Gradient-free aerodynamic shape optimization using Large Eddy Simulation

In this paper we demonstrate the ability to perform gradient-free aerodynamic shape optimization using Large Eddy Simulation (LES) with the Mesh Adaptive Direct Search (MADS) optimization algorithm. We first outline the challenges associated with performing gradient-based optimization using LES, specifically chaotic divergence of the adjoint. We then introduce a Dynamic Polynomial Approximation (DPA) procedure, which allows the high-order solution polynomial representation used by the flow solver to be increased, or decreased, depending on the poll size being used by MADS. This allows rapid convergence towards the optimal design space using lower-fidelity simulations, followed by automatic transition to higher-fidelity simulations when close to the optimal design point. We demonstrate the utility of MADS for optimization of simple chaotic problems, specifically the Lorenz system. We then demonstrate the utility of DPA for aerodynamic optimization of a low Reynolds SD7003 airfoil, highlighting the benefits of the binary DPA approach.
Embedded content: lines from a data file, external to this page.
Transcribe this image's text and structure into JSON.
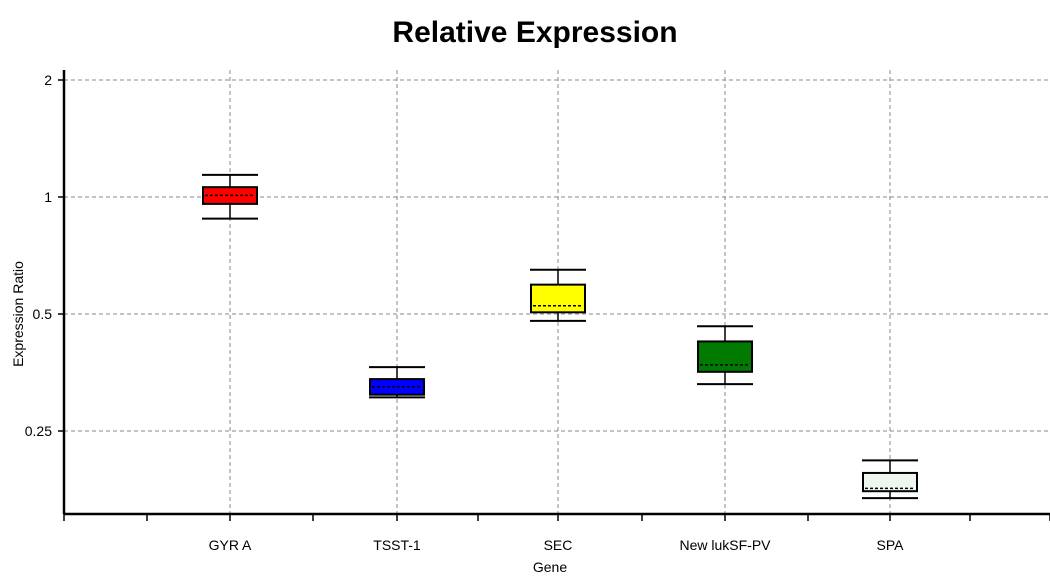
{
  "chart_data": {
    "type": "box",
    "title": "Relative Expression",
    "xlabel": "Gene",
    "ylabel": "Expression Ratio",
    "y_scale": "log2",
    "ylim": [
      0.14,
      2.1
    ],
    "y_ticks": [
      0.25,
      0.5,
      1,
      2
    ],
    "y_tick_labels": [
      "0.25",
      "0.5",
      "1",
      "2"
    ],
    "grid": true,
    "categories": [
      "GYR A",
      "TSST-1",
      "SEC",
      "New lukSF-PV",
      "SPA"
    ],
    "boxes": [
      {
        "category": "GYR A",
        "min": 0.88,
        "q1": 0.96,
        "median": 1.01,
        "q3": 1.06,
        "max": 1.14,
        "color": "#ff0000"
      },
      {
        "category": "TSST-1",
        "min": 0.305,
        "q1": 0.31,
        "median": 0.325,
        "q3": 0.34,
        "max": 0.365,
        "color": "#0000ff"
      },
      {
        "category": "SEC",
        "min": 0.48,
        "q1": 0.505,
        "median": 0.525,
        "q3": 0.595,
        "max": 0.65,
        "color": "#ffff00"
      },
      {
        "category": "New lukSF-PV",
        "min": 0.33,
        "q1": 0.355,
        "median": 0.37,
        "q3": 0.425,
        "max": 0.465,
        "color": "#007a00"
      },
      {
        "category": "SPA",
        "min": 0.168,
        "q1": 0.175,
        "median": 0.178,
        "q3": 0.195,
        "max": 0.21,
        "color": "#eef7ee"
      }
    ]
  }
}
Finally, we perform aerodynamic optimization of a turbulent SD7003 airfoil with a final design that increases the mean lift to drag ratio by 32% relative to experimental data, demonstrating that shape optimization using LES and MADS is feasible for aerodynamic design. •Application of MADS to high-fidelity shape optimization using LES.•A CPU/GPU platform is devised to perform high-fidelity optimization.•DPA provides a link between design space and the computational domain.•DPA eliminates unnecessary high-fidelity simulations during the optimization procedure.•Binary DPA represents a significant increase in the performance of high-fidelity optimization.